Where do you get a shirt like that?

"Jersey," Paris says.

After settling plans for later, Grenier finally heads out for his nice shirt. St. Vincent de Paul's Thrift Store, which is just steps from his apartment, is closed, however. He wanders down the block a bit, past small discount stores. The Friday afternoon crowd is thick and the humidity even thicker. Grenier spies a sorry-looking fern at an outdoor display.

"Maybe I should buy that and rescue it," he says.

A few steps later he worries about the birds in the pet store where everyone chain smokes. He wants to set some free.

Parental Guidance

Grenier's not at an age yet where he should be thinking about nesting, but he has been thinking a lot about family and saving lost things. He's close with his mom, who still lives in the Harlem neighborhood where he grew up. His biological father, who was never part of the picture, is now becoming the picture. Grenier is in the process of making a documentary, A Shot in the Dark, about getting back in contact with his dad. He filmed a crucial scene the week before on his birthday, when he surprised his father by showing up on his doorstep with a camera crew.

"It's not like he wasn't there. I always knew where he was, but I never had a relationship with him," he says.

Suddenly, a Payless shoe store catches his eye. He looks down at his sneakers. "Maybe I should get some shoes," he says.

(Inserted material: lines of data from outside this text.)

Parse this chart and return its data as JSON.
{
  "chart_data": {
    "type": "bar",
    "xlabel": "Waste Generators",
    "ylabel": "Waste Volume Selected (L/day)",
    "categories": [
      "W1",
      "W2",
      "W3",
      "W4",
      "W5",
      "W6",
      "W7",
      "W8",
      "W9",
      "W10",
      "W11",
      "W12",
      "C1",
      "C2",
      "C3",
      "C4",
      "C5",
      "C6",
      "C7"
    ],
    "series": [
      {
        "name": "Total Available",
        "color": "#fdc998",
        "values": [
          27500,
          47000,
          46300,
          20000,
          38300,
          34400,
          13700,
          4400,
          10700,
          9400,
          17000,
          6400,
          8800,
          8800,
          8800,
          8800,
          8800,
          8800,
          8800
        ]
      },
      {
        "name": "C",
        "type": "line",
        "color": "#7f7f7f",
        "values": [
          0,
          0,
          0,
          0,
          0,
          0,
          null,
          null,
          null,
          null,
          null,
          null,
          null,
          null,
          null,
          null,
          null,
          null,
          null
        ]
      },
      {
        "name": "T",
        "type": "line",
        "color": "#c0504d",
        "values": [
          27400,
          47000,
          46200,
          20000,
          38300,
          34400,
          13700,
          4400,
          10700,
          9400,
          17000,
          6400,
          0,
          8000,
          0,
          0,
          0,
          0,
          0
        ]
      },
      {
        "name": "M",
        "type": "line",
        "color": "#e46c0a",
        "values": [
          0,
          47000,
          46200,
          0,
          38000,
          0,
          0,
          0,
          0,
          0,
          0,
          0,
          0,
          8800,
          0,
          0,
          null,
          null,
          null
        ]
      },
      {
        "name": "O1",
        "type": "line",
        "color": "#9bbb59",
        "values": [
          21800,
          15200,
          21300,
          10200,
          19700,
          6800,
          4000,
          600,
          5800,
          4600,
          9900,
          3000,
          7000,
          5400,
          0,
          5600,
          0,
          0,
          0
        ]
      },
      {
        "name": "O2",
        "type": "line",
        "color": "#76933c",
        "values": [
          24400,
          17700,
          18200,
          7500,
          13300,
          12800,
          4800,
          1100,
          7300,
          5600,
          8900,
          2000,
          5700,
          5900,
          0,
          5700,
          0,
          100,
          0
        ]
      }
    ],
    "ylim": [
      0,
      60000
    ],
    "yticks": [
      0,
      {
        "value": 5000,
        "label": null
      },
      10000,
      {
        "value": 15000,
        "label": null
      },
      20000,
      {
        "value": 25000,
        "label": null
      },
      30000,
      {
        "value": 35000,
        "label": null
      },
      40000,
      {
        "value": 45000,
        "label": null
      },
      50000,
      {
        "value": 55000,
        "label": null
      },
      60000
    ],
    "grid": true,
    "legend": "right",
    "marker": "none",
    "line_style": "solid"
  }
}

At the 10 1/2 rack, he stoops down to check out a find: a pair of steel gray Pro Wings with thick Velcro straps instead of laces. They are ugly shoes for old men, but Grenier is effusive.

"These are the perfect kind of sneakers. You can't even tell who made them. And they're $12.99. But, do you think they can breathe?"

He sticks his hand into a shoe and blows on the exterior to see if he can feel air. No go. He puts the shoes back.

He wanders into a shop filled with candles, incense and religious paraphernalia. An elderly clerk is watching the news and doesn't seem to have time for Grenier.

"Do you have a candle that enhances fashionability?" he asks. The man grunts.

"Does this work for finding things?" Grenier asks as he holds up a tall green candle festooned with Catholic icons. The man grunts again.

Grenier settles on a spray can of the essence of St. Anthony and a bottle of Aerosol de Amor. Total: $6.

"I'm hoping this will get the right creative atmosphere in our place," he says a few minutes later, perfuming Brooklyn with the lemon-lime scent of the saint. Either that, or a cleaning service might work.